Es difícil poner de acuerdo a los apologistas texanos. Estos reconocen que el racismo desempeñó una función principal entre las causas de la revuelta; que a los contrabandistas les contrariaba que México hiciera cumplir sus leyes de importación; que a los texanos les perturbaban las leyes de emancipación; y que la mayoría de los nuevos pobladores procedentes de Estados Unidos agitaban en favor de la independencia. Pero a pesar de reconocer todo esto, los historiadores como Barker rehúsan culpar a sus compatriotas. En lugar de hacerlo, Barker escribe: “Si no hubiese existido un ambiente de desconfianza racial entre México y los pobladores, quizás no hubiera habido crisis. Quizá México no hubiese considerado necesario insistir tan drásticamente en una sumisión inequívoca, o quizá los pobladores no hubiesen creído tan firmemente, que la sumisión ponía en peligro su libertad”.21 Lo que hace Barker es, sencillamente, justificar el racismo angloamericano y repartir la responsabilidad especulando sobre lo que pudo haber pasado.

Sea lo que fuere, las antipatías de los texanos se convirtieron pronto en una abierta rebelión. Austin incitó a la insurrección el 19 de septiembre de 1835, proclamando que “la guerra es nuestro único recurso. No nos queda otro remedio”.22 Es simbólicamente significativo que volviera a cambiarse el nombre de Esteban a Stephen.

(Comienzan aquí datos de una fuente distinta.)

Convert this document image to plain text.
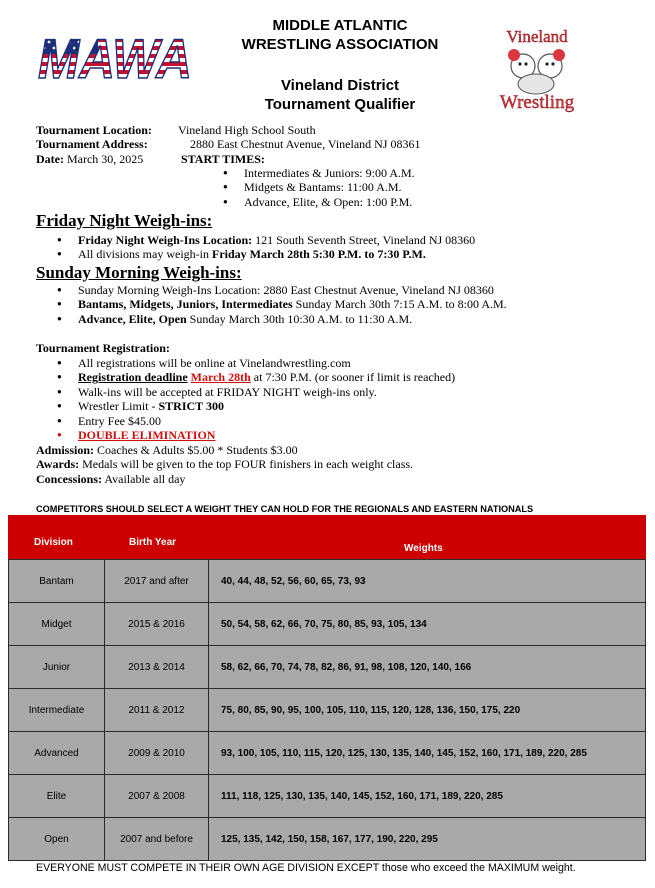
MAWA
MIDDLE ATLANTIC
WRESTLING ASSOCIATION
Vineland District
Tournament Qualifier
Vineland
Wrestling
Tournament Location: Vineland High School South
Tournament Address:	2880 East Chestnut Avenue, Vineland NJ 08361
Date: March 30, 2025	START TIMES:
● Intermediates & Juniors: 9:00 A.M.
● Midgets & Bantams: 11:00 A.M.
● Advance, Elite, & Open: 1:00 P.M.
Friday Night Weigh-ins:
● Friday Night Weigh-Ins Location: 121 South Seventh Street, Vineland NJ 08360
● All divisions may weigh-in Friday March 28th 5:30 P.M. to 7:30 P.M.
Sunday Morning Weigh-ins:
● Sunday Morning Weigh-Ins Location: 2880 East Chestnut Avenue, Vineland NJ 08360
● Bantams, Midgets, Juniors, Intermediates Sunday March 30th 7:15 A.M. to 8:00 A.M.
● Advance, Elite, Open Sunday March 30th 10:30 A.M. to 11:30 A.M.
Tournament Registration:
● All registrations will be online at Vinelandwrestling.com
● Registration deadline March 28th at 7:30 P.M. (or sooner if limit is reached)
● Walk-ins will be accepted at FRIDAY NIGHT weigh-ins only.
● Wrestler Limit - STRICT 300
● Entry Fee $45.00
● DOUBLE ELIMINATION
Admission: Coaches & Adults $5.00 * Students $3.00
Awards: Medals will be given to the top FOUR finishers in each weight class.
Concessions: Available all day
COMPETITORS SHOULD SELECT A WEIGHT THEY CAN HOLD FOR THE REGIONALS AND EASTERN NATIONALS
Division	Birth Year
Weights
Bantam	2017 and after	40, 44, 48, 52, 56, 60, 65, 73, 93
Midget	2015 & 2016	50, 54, 58, 62, 66, 70, 75, 80, 85, 93, 105, 134
Junior	2013 & 2014	58, 62, 66, 70, 74, 78, 82, 86, 91, 98, 108, 120, 140, 166
Intermediate	2011 & 2012	75, 80, 85, 90, 95, 100, 105, 110, 115, 120, 128, 136, 150, 175, 220
Advanced	2009 & 2010	93, 100, 105, 110, 115, 120, 125, 130, 135, 140, 145, 152, 160, 171, 189, 220, 285
Elite	2007 & 2008	111, 118, 125, 130, 135, 140, 145, 152, 160, 171, 189, 220, 285
Open	2007 and before	125, 135, 142, 150, 158, 167, 177, 190, 220, 295
EVERYONE MUST COMPETE IN THEIR OWN AGE DIVISION EXCEPT those who exceed the MAXIMUM weight.
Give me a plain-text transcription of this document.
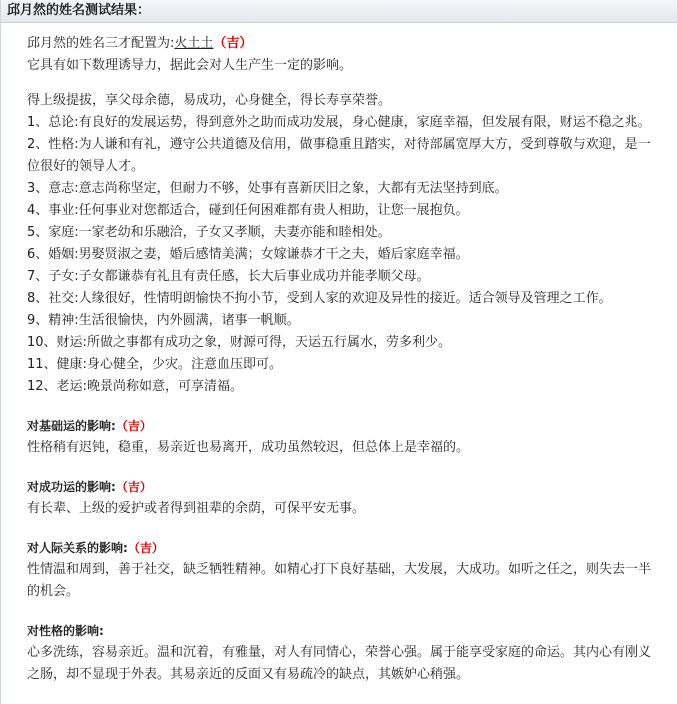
邱月然的姓名测试结果：
邱月然的姓名三才配置为:火土土（吉）
它具有如下数理诱导力，据此会对人生产生一定的影响。
得上级提拔，享父母余德，易成功，心身健全，得长寿享荣誉。
1、总论:有良好的发展运势，得到意外之助而成功发展，身心健康，家庭幸福，但发展有限，财运不稳之兆。
2、性格:为人谦和有礼，遵守公共道德及信用，做事稳重且踏实，对待部属宽厚大方，受到尊敬与欢迎，是一位很好的领导人才。
3、意志:意志尚称坚定，但耐力不够，处事有喜新厌旧之象，大都有无法坚持到底。
4、事业:任何事业对您都适合，碰到任何困难都有贵人相助，让您一展抱负。
5、家庭:一家老幼和乐融洽，子女又孝顺，夫妻亦能和睦相处。
6、婚姻:男娶贤淑之妻，婚后感情美满；女嫁谦恭才干之夫，婚后家庭幸福。
7、子女:子女都谦恭有礼且有责任感，长大后事业成功并能孝顺父母。
8、社交:人缘很好，性情明朗愉快不拘小节，受到人家的欢迎及异性的接近。适合领导及管理之工作。
9、精神:生活很愉快，内外圆满，诸事一帆顺。
10、财运:所做之事都有成功之象，财源可得，天运五行属水，劳多利少。
11、健康:身心健全，少灾。注意血压即可。
12、老运:晚景尚称如意，可享清福。
对基础运的影响:（吉）
性格稍有迟钝，稳重，易亲近也易离开，成功虽然较迟，但总体上是幸福的。
对成功运的影响:（吉）
有长辈、上级的爱护或者得到祖辈的余荫，可保平安无事。
对人际关系的影响:（吉）
性情温和周到，善于社交，缺乏牺牲精神。如精心打下良好基础，大发展，大成功。如听之任之，则失去一半的机会。
对性格的影响:
心多洗练，容易亲近。温和沉着，有雅量，对人有同情心，荣誉心强。属于能享受家庭的命运。其内心有刚义之肠，却不显现于外表。其易亲近的反面又有易疏冷的缺点，其嫉妒心稍强。
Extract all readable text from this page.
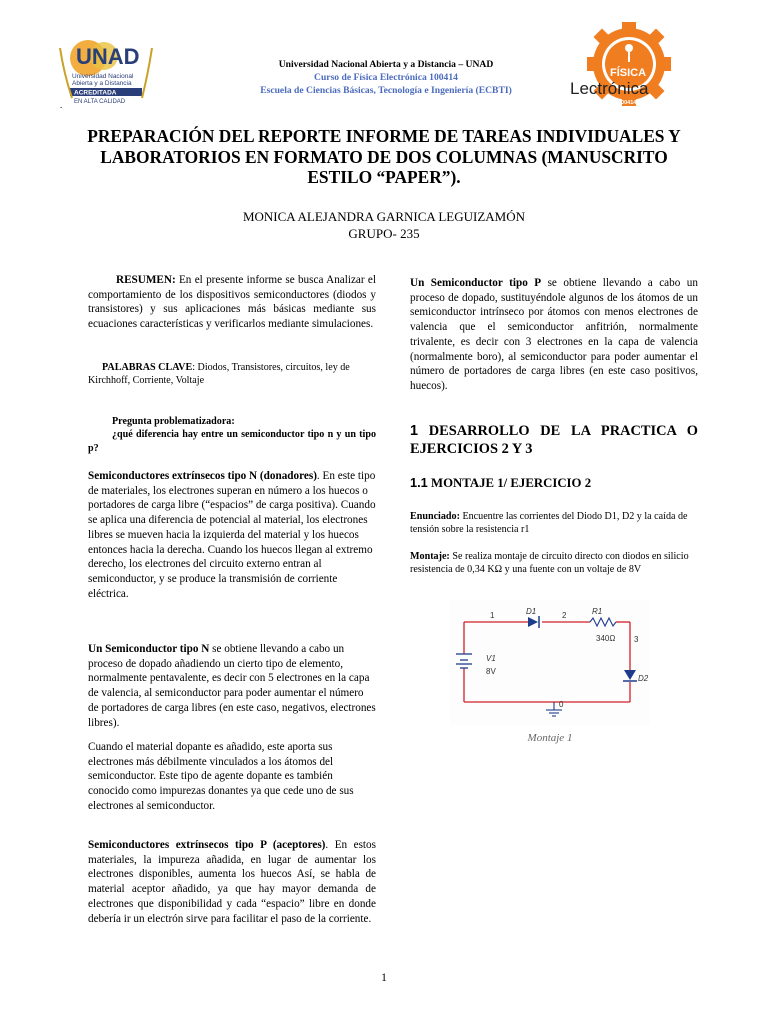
UNAD
Universidad Nacional
Abierta y a Distancia
ACREDITADA
EN ALTA CALIDAD
.
Universidad Nacional Abierta y a Distancia – UNAD
Curso de Física Electrónica 100414
Escuela de Ciencias Básicas, Tecnología e Ingeniería (ECBTI)
FÍSICA
Lectrónica
100414
PREPARACIÓN DEL REPORTE INFORME DE TAREAS INDIVIDUALES Y LABORATORIOS EN FORMATO DE DOS COLUMNAS (MANUSCRITO ESTILO “PAPER”).
MONICA ALEJANDRA GARNICA LEGUIZAMÓN
GRUPO- 235
RESUMEN: En el presente informe se busca Analizar el comportamiento de los dispositivos semiconductores (diodos y transistores) y sus aplicaciones más básicas mediante sus ecuaciones características y verificarlos mediante simulaciones.
PALABRAS CLAVE: Diodos, Transistores, circuitos, ley de Kirchhoff, Corriente, Voltaje
Pregunta problematizadora:
¿qué diferencia hay entre un semiconductor tipo n y un tipo p?
Semiconductores extrínsecos tipo N (donadores). En este tipo de materiales, los electrones superan en número a los huecos o portadores de carga libre (“espacios” de carga positiva). Cuando se aplica una diferencia de potencial al material, los electrones libres se mueven hacia la izquierda del material y los huecos entonces hacia la derecha. Cuando los huecos llegan al extremo derecho, los electrones del circuito externo entran al semiconductor, y se produce la transmisión de corriente eléctrica.
Un Semiconductor tipo N se obtiene llevando a cabo un proceso de dopado añadiendo un cierto tipo de elemento, normalmente pentavalente, es decir con 5 electrones en la capa de valencia, al semiconductor para poder aumentar el número de portadores de carga libres (en este caso, negativos, electrones libres).
Cuando el material dopante es añadido, este aporta sus electrones más débilmente vinculados a los átomos del semiconductor. Este tipo de agente dopante es también conocido como impurezas donantes ya que cede uno de sus electrones al semiconductor.
Semiconductores extrínsecos tipo P (aceptores). En estos materiales, la impureza añadida, en lugar de aumentar los electrones disponibles, aumenta los huecos Así, se habla de material aceptor añadido, ya que hay mayor demanda de electrones que disponibilidad y cada “espacio” libre en donde debería ir un electrón sirve para facilitar el paso de la corriente.
Un Semiconductor tipo P se obtiene llevando a cabo un proceso de dopado, sustituyéndole algunos de los átomos de un semiconductor intrínseco por átomos con menos electrones de valencia que el semiconductor anfitrión, normalmente trivalente, es decir con 3 electrones en la capa de valencia (normalmente boro), al semiconductor para poder aumentar el número de portadores de carga libres (en este caso positivos, huecos).
1 DESARROLLO DE LA PRACTICA O EJERCICIOS 2 Y 3
1.1 MONTAJE 1/ EJERCICIO 2
Enunciado: Encuentre las corrientes del Diodo D1, D2 y la caída de tensión sobre la resistencia r1
Montaje: Se realiza montaje de circuito directo con diodos en silicio resistencia de 0,34 KΩ y una fuente con un voltaje de 8V
D1	R1
340Ω
V1
8V
D2
1	2
3
0
Montaje 1
1
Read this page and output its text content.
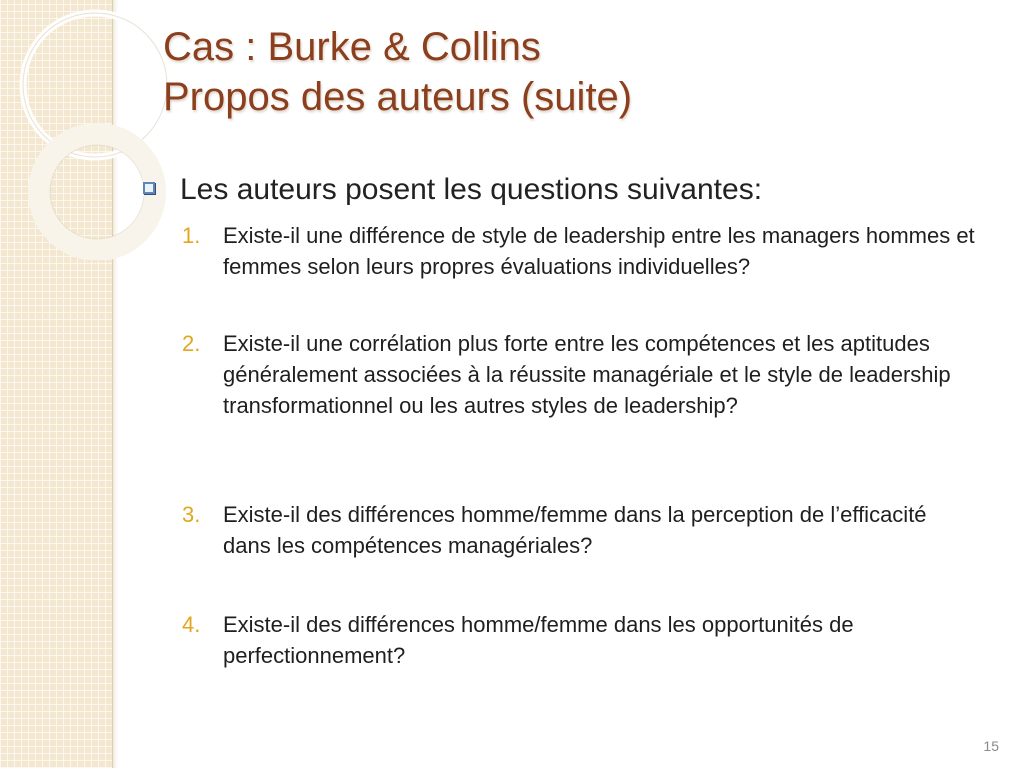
Cas : Burke & Collins
Propos des auteurs (suite)
Les auteurs posent les questions suivantes:
1.	Existe-il une différence de style de leadership entre les managers hommes et femmes selon leurs propres évaluations individuelles?
2.	Existe-il une corrélation plus forte entre les compétences et les aptitudes généralement associées à la réussite managériale et le style de leadership transformationnel ou les autres styles de leadership?
3.	Existe-il des différences homme/femme dans la perception de l’efficacité dans les compétences managériales?
4.	Existe-il des différences homme/femme dans les opportunités de perfectionnement?
15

Demasiados historiadores han presentado los esfuerzos mexicanos de sofocar la rebelión como una invasión, y la subsiguiente victoria texana como el triunfo de un pequeño grupo de patriotas sobre los “hunos” del sur. El doctor Félix D. Almaraz, miembro del Departamento de Historia de la Universidad de Texas, recinto de Austin, subraya este hecho: “Demasiado a menudo los especialistas texanos han interpretado la guerra como la derrota de un pueblo inferior por parte de una clase superior de pioneros angloamericanos”.23

Lo cierto es que los angloamericanos tenían ventajas muy reales. Como ya se ha dicho, eran considerablemente numerosos; estaban “defendiendo” un terreno que conocían bien; y a pesar de que la mayoría de los aproximadamente 5000 mexicanos del territorio no se les unieron, los angloamericanos propiamente dichos estaban muy unidos entre sí. En contraste, la nación mexicana estaba dividida y sus centros de poder estaban a miles de kilómetros de Texas. Desde el interior de México, Santa Anna encabezó un ejército de cerca de 6000 conscriptos, muchos de los cuales habían sido obligados a ingresar al ejército y luego tuvieron que caminar cientos de kilómetros sobre tierras áridas y desérticas. Además, muchos de ellos eran mayas que no hablaban español. En febrero de 1836, la mayoría llegó a San Antonio; estaban enfermos y en malas condiciones para combatir. A pesar de que el ejército mexicano era superior en número al contingente angloamericano, este estaba mejor armado y tenía la ventaja de ser el lado defensor. (Hasta la Primera Guerra Mundial, esto era una ventaja indudable.) Y por su parte Santa Anna, al contrario, estaba muy lejos de sus fuentes de abastecimiento y de la sede de su poder.